At 8:07 PM , Blogger donnjohnson said...

Thanks Dan; You are right in that every new solution creates its own new set of problems or every orthodoxy spawns its own heterdoxy/heresy.

 
At 9:05 AM , Blogger Adam Gonnerman said...

Great post. I've participated in small groups in homes as well as a house church, and I've served a traditional institutional congregation as well. The main drawback to house churches is space. Someone has to play host, and this can be stressful. In institutional churches the minister is often treated like the hired gun, and he is generally forced to accept attracting new members as a priority.
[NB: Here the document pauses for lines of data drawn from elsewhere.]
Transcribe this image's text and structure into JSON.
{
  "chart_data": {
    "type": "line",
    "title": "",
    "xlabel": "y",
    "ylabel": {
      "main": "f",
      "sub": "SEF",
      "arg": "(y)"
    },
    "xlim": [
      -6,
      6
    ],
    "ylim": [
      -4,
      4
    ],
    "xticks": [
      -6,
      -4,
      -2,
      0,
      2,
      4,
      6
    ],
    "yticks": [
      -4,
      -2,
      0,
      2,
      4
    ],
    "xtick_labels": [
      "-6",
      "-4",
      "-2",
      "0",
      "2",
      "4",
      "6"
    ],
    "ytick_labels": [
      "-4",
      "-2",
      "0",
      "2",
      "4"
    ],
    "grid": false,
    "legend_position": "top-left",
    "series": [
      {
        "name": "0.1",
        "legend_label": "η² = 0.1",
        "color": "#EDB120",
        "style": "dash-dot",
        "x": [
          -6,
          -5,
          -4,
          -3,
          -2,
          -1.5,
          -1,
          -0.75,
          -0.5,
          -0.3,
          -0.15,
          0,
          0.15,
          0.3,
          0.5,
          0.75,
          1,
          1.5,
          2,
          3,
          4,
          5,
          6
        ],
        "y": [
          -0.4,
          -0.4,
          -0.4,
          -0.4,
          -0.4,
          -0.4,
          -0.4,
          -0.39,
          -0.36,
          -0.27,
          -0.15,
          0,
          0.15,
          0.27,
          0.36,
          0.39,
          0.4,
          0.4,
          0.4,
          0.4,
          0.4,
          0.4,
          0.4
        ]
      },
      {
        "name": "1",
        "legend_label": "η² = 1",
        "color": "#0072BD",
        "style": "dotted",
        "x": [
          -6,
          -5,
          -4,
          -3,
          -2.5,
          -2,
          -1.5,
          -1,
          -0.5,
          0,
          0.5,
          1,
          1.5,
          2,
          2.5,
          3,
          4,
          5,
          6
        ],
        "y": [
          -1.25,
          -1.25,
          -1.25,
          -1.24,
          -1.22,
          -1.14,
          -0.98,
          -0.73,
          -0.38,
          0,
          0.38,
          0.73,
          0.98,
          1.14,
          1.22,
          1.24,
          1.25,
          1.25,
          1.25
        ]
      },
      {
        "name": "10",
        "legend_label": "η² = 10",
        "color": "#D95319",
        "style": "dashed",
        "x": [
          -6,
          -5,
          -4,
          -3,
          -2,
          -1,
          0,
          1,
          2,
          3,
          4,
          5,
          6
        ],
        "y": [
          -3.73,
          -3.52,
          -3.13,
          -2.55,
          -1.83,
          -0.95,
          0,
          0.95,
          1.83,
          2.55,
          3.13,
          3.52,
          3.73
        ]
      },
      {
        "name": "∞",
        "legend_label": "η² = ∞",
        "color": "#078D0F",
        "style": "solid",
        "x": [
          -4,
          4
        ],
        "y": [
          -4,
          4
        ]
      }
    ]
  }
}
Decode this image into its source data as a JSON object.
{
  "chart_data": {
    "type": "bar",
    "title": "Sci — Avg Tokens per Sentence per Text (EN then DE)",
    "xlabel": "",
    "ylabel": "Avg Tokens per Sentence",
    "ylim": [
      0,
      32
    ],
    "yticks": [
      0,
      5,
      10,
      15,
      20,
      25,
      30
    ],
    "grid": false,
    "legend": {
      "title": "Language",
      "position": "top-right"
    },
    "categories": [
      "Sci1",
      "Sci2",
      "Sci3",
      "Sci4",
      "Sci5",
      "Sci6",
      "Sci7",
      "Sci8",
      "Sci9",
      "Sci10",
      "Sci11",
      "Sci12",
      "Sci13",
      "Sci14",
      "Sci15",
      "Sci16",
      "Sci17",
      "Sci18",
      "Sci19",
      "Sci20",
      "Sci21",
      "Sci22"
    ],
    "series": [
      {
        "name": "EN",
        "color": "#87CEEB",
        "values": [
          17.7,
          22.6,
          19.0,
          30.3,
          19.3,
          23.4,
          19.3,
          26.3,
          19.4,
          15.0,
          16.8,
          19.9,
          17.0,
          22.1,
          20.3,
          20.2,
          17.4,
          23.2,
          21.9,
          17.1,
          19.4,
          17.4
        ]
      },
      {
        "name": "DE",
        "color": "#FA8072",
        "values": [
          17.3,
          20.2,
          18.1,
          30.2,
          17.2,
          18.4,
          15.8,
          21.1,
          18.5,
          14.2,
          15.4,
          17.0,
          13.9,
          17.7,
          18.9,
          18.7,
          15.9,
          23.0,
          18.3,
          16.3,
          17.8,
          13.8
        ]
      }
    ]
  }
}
Ministry to the sick, imprisoned and others is set to the back-burner, unless the troubled person is a member of an "important" church family. My experience as a full-time traditional minister was quite negative, but that doesn't drive me to the house church model. It does leave me quite interested in the missional approach.

 
At 5:58 PM , Blogger Bill Bean said...

I've been doing house church for about 6 years now. Prior to that i was in a typical large, young suburban church. There are problems and challenges inherent with any form of church. They simply need to be dealt with honestly and people have to be willing to make real changes. I find that I'm not really opposed to traditional churches but I am mostly opposed to bigness. The only thing I would challenge you on is talking about house church as if it isn't a local church. House churches are extremely local.

 
At 6:49 AM , Blogger donnjohnson said...

Good clarification Bill. House churches can be extremely local down to houses/apartments on the same block. Maybe the term I'm playing with is the European/medeival term "parish" to identify an are, usually a city or town for which a church provides and umbrella of care.